Pétrole : le Brent à 97 dollars, coup dur pour les entreprises
Avec le baril de Brent évalué à 97 dollars, les coûts d’exploitation des entreprises connaissent une hausse significative. Les secteurs énergivores, tels que le transport, la logistique, la chimie et la distribution, subissent une diminution immédiate de leurs marges, conséquence d’une augmentation de 0,6% observée lors de la séance asiatique du 6 septembre 2026. Les tensions croissantes entre Washington et Téhéran, marquées par des affrontements dans le détroit d’Ormuz, alimentent des inquiétudes quant à une perturbation prolongée des approvisionnements. Environ 20 à 30% du pétrole mondial transite par ce passage stratégique, où l’Iran a récemment instauré une zone restreinte.
La hausse du prix du baril intervient dans un contexte déjà tendu pour les entreprises. Depuis février 2026, les surcoûts liés aux énergies fossiles s’élèvent à 55 milliards de dollars par mois, impactant la compétitivité. Au cours du week-end des 5 et 6 septembre, l’Iran a annoncé avoir attaqué trois tankers empruntant des routes non autorisées, en réponse à une frappe américaine sur un navire iranien. Les marchés pétroliers ont réagi rapidement : le Brent a grimpé de 0,6% à l’ouverture asiatique, atteignant 97 dollars.
Elias Haddad, stratège en chef chez Brown Brothers Harriman, souligne que « le risque d’une confrontation prolongée entre Washington et Téhéran augmente, et les marchés craignent que la hausse des prix de l’énergie n’accentue les pressions inflationnistes ». La Réserve fédérale américaine doit décider, le 16 septembre, d’une éventuelle hausse de taux, en se basant principalement sur l’indice des prix à la consommation d’août, qui sera publié cette semaine.
Les entreprises ressentent cette hausse à plusieurs niveaux. D’une part, le coût direct du carburant affecte le transport et la logistique. D’autre part, l’augmentation se répercute sur les matières premières dérivées du pétrole, telles que les plastiques, polymères et engrais. Enfin, les coûts de production s’envolent pour les secteurs énergivores. La capacité des entreprises à répercuter ces hausses sur les clients finaux varie, ce qui réduit automatiquement les marges des distributeurs et intermédiaires.
Les compagnies aériennes, maritimes et de transport routier sont parmi les premières touchées. Pour une compagnie aérienne, le carburant représente entre 25 et 35% des coûts d’exploitation. Avec un baril à 97 dollars, chaque augmentation d’un dollar peut réduire le résultat net annuel de plusieurs millions d’euros. Les transporteurs routiers, déjà sous pression à cause de la concurrence et des marges faibles, voient leurs coûts opérationnels augmenter. Les contrats de fret signés avant cette hausse deviennent déficitaires, nécessitant des renégociations ou l’absorption des pertes.

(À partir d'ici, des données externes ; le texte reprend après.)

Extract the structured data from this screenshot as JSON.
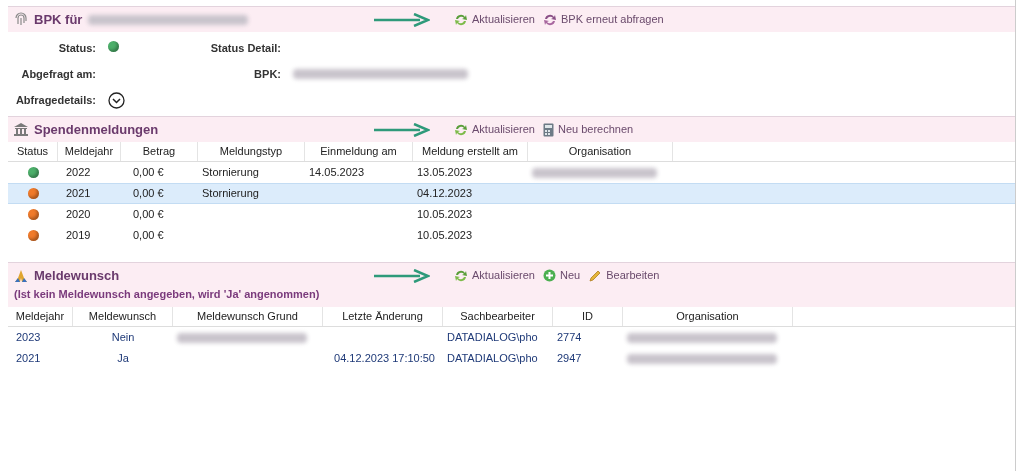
{
  "bpk": {
    "title": "BPK für",
    "title_suffix": {
      "kind": "redacted"
    },
    "actions": [
      {
        "kind": "refresh",
        "label": "Aktualisieren",
        "annotated": true
      },
      {
        "kind": "requery",
        "label": "BPK erneut abfragen",
        "annotated": false
      }
    ],
    "fields": [
      {
        "label": "Status:",
        "kind": "dot",
        "color": "#4caf6a"
      },
      {
        "label": "Status Detail:",
        "kind": "empty"
      },
      {
        "label": "Abgefragt am:",
        "kind": "empty"
      },
      {
        "label": "BPK:",
        "kind": "redacted"
      },
      {
        "label": "Abfragedetails:",
        "kind": "expander"
      }
    ]
  },
  "spenden": {
    "title": "Spendenmeldungen",
    "actions": [
      {
        "kind": "refresh",
        "label": "Aktualisieren",
        "annotated": true
      },
      {
        "kind": "calculator",
        "label": "Neu berechnen",
        "annotated": false
      }
    ],
    "columns": [
      "Status",
      "Meldejahr",
      "Betrag",
      "Meldungstyp",
      "Einmeldung am",
      "Meldung erstellt am",
      "Organisation"
    ],
    "rows": [
      {
        "color": "#4caf6a",
        "selected": false,
        "cells": [
          {
            "kind": "dot"
          },
          "2022",
          "0,00 €",
          "Stornierung",
          "14.05.2023",
          "13.05.2023",
          {
            "kind": "redacted"
          }
        ]
      },
      {
        "color": "#f07a2a",
        "selected": true,
        "cells": [
          {
            "kind": "dot"
          },
          "2021",
          "0,00 €",
          "Stornierung",
          "",
          "04.12.2023",
          ""
        ]
      },
      {
        "color": "#f07a2a",
        "selected": false,
        "cells": [
          {
            "kind": "dot"
          },
          "2020",
          "0,00 €",
          "",
          "",
          "10.05.2023",
          ""
        ]
      },
      {
        "color": "#f07a2a",
        "selected": false,
        "cells": [
          {
            "kind": "dot"
          },
          "2019",
          "0,00 €",
          "",
          "",
          "10.05.2023",
          ""
        ]
      }
    ]
  },
  "meldewunsch": {
    "title": "Meldewunsch",
    "note": "(Ist kein Meldewunsch angegeben, wird 'Ja' angenommen)",
    "actions": [
      {
        "kind": "refresh",
        "label": "Aktualisieren",
        "annotated": true
      },
      {
        "kind": "plus",
        "label": "Neu",
        "annotated": false
      },
      {
        "kind": "pencil",
        "label": "Bearbeiten",
        "annotated": false
      }
    ],
    "columns": [
      "Meldejahr",
      "Meldewunsch",
      "Meldewunsch Grund",
      "Letzte Änderung",
      "Sachbearbeiter",
      "ID",
      "Organisation"
    ],
    "rows": [
      {
        "cells": [
          "2023",
          "Nein",
          {
            "kind": "redacted"
          },
          "",
          "DATADIALOG\\pho",
          "2774",
          {
            "kind": "redacted"
          }
        ]
      },
      {
        "cells": [
          "2021",
          "Ja",
          "",
          "04.12.2023 17:10:50",
          "DATADIALOG\\pho",
          "2947",
          {
            "kind": "redacted"
          }
        ]
      }
    ]
  }
}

L’industrie chimique, fortement dépendante du naphta, un dérivé du pétrole brut, est également directement impactée par la volatilité du Brent. Une hausse de 10% du prix du baril peut entraîner une augmentation de 5 à 8% du coût des matières premières pour ces industries. Les fabricants d’engrais, déjà sous tension depuis les crises énergétiques de 2025, voient leurs marges se comprimer davantage, menaçant la rentabilité de certaines usines européennes.
Les distributeurs et grandes enseignes font face à un double défi : l’explosion des coûts logistiques et la difficulté à répercuter rapidement ces hausses sur les consommateurs, sensibles aux prix. En conséquence, les marges opérationnelles diminuent, et les acteurs les moins capitalisés pourraient être contraints de revoir leurs prévisions pour le second semestre 2026.